Led by the graduates, the crowd stood and applauded as Rachel hugged her parents.

Next in line was Aaron Rollins’ twin, Adam, who smiled when his name was read. He received the second standing ovation of the night.

With their diplomas, each graduate received a small, handmade keepsake from Aaron’s parents, Tom and Sherry Rollins. The keepsake was a small bag with potpourri and Lifesavers attached to a card with Aaron’s name on it. On the back of the card was a poem that ended: “Go out into the world and make it a better place. I will be watching over you with a smile on my face.”

Freshman Jason McLaughlin, 15, is charged with shooting Aaron Rollins and Seth Bartell on Sept. 24 at the high school in Cold Spring, a small town about 60 miles northwest of the Twin Cities. Seth died weeks after the attack.

Andrea Wahlin, president of the student senate, told Saturday’s graduates they’re stronger and more compassionate toward each other since the shooting.
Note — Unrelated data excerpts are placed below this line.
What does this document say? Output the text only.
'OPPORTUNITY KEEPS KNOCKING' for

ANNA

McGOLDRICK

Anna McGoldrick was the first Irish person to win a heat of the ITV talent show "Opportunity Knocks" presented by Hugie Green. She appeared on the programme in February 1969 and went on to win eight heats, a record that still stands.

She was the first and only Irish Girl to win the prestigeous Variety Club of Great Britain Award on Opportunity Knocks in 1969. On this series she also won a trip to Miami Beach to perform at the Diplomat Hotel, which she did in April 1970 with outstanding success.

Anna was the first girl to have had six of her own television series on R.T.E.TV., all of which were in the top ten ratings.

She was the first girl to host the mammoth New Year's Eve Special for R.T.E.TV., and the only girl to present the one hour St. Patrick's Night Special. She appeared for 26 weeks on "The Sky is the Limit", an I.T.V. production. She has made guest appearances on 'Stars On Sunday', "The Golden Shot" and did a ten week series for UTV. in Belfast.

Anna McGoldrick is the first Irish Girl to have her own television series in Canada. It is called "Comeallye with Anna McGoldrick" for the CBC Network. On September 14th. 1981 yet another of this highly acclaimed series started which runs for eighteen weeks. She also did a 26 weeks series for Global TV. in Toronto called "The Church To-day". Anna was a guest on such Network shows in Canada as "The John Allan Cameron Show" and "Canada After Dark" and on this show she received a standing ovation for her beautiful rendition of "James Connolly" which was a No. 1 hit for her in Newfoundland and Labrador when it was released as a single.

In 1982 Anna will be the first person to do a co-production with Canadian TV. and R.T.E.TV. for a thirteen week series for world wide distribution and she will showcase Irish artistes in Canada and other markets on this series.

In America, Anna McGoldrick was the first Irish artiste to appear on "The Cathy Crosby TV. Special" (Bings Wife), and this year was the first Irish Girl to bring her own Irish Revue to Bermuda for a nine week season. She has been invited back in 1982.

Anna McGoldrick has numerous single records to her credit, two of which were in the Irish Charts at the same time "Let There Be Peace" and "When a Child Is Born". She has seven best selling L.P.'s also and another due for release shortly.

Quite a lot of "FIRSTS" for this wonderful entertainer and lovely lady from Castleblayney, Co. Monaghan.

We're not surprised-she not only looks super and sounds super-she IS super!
“We’ve found a deeper meaning in the quote, ‘Live every day as if it were the last,’” Andrea said.

Aaron’s father said the day was still one of celebration, even though he didn’t get to see both his sons graduate.

“We’ve told them not to spend time dwelling on Aaron’s death,” Mr. Rollins said.

He added that the shooting meant Aaron’s classmates didn’t get to enjoy a normal senior year of high school.

“Senior year is supposed to be fun,” Mr. Rollins said. “They really haven’t had much of a senior year.”